On what basis exactly? Income is taxed where the company (Apple subsidiary) is headquartered, so they would have to prove Apple would have chosen a different country, which is not going to happen.
> you can't retroactively change rules ... yes we can
Hence, fewer US companies will have significant production in the EU in general, and possibly Ireland in particular. Let's hope it will help native European industries flourish %)
They didn't retroactively change the rules. They retroactively found a contract invalid. I'd file this under "play stupid games, win stupid prizes" as it sounds like Apple tried to talk Ireland into giving it special treatment that wasn't actually legally possible under EU law and the EU found out and told them they can't actually do that after Ireland agreed.
If I get a tax agency worker to sign me a piece of paper that says I don't ever have to pay any taxes, I can insist that they said so all I want but I'll still owe the back taxes when someone finds out because that person had no authority to say I don't.
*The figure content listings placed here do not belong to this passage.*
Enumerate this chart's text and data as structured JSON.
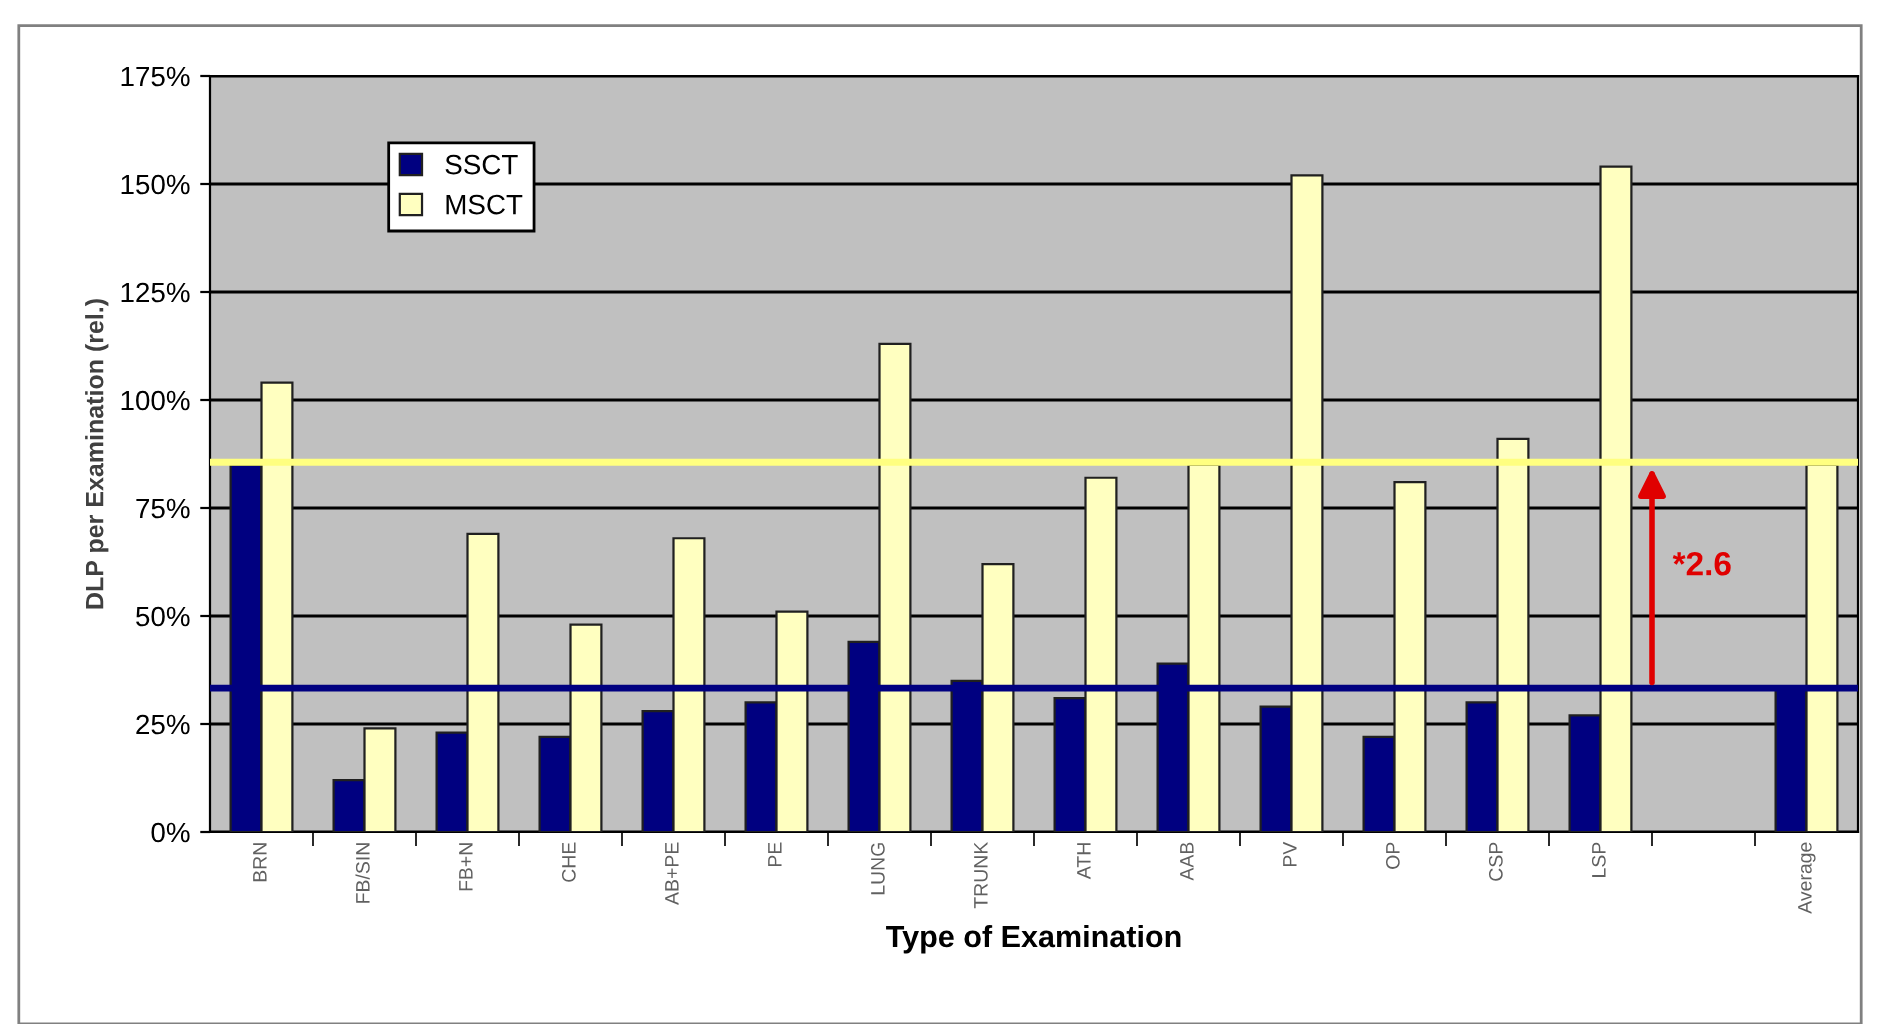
{
  "chart_data": {
    "type": "bar",
    "xlabel": "Type of Examination",
    "ylabel": "DLP per Examination (rel.)",
    "categories": [
      "BRN",
      "FB/SIN",
      "FB+N",
      "CHE",
      "AB+PE",
      "PE",
      "LUNG",
      "TRUNK",
      "ATH",
      "AAB",
      "PV",
      "OP",
      "CSP",
      "LSP",
      null,
      "Average"
    ],
    "series": [
      {
        "name": "SSCT",
        "color": "#000080",
        "values": [
          85,
          12,
          23,
          22,
          28,
          30,
          44,
          35,
          31,
          39,
          29,
          22,
          30,
          27,
          null,
          33
        ]
      },
      {
        "name": "MSCT",
        "color": "#ffffc0",
        "values": [
          104,
          24,
          69,
          48,
          68,
          51,
          113,
          62,
          82,
          85,
          152,
          81,
          91,
          154,
          null,
          85
        ]
      }
    ],
    "ylim": [
      0,
      175
    ],
    "yticks": [
      {
        "value": 0,
        "label": "0%"
      },
      {
        "value": 25,
        "label": "25%"
      },
      {
        "value": 50,
        "label": "50%"
      },
      {
        "value": 75,
        "label": "75%"
      },
      {
        "value": 100,
        "label": "100%"
      },
      {
        "value": 125,
        "label": "125%"
      },
      {
        "value": 150,
        "label": "150%"
      },
      {
        "value": 175,
        "label": "175%"
      }
    ],
    "ref_lines": [
      {
        "axis": "y",
        "value": 85.6,
        "color": "#ffff80"
      },
      {
        "axis": "y",
        "value": 33.3,
        "color": "#000080"
      }
    ],
    "annotations": [
      "*2.6"
    ],
    "grid": "y",
    "legend": "top left"
  }
}
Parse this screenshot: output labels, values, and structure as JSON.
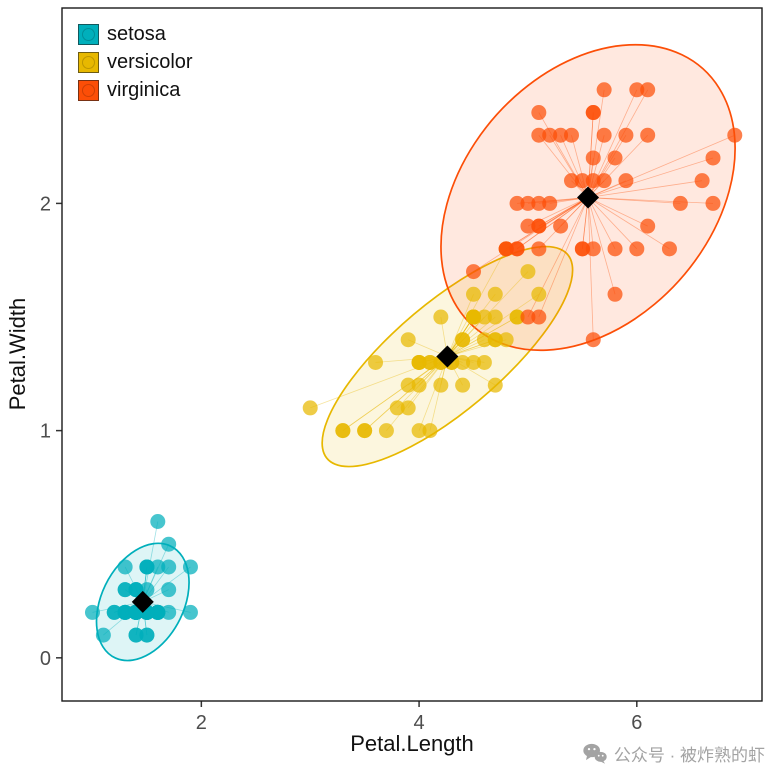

Also capital flight doesn't actually work like that no matter how often people parrot it. Ireland is the European HQ for US tech companies because they need a European HQ to access the extremely lucrative market and Ireland is willing to go to great lengths (clearly including "agreeing to conditions they can't legally agree to) to attract them to go there in particular. If Ireland becomes less attractive that means they will be more likely to go elsewhere but their European HQ will still be in the EU/EEA because that's what it's for. This wasn't a case of Ireland competing for Europe where Ireland losing is a loss to all of the EU, it was Ireland competing against other EU countries.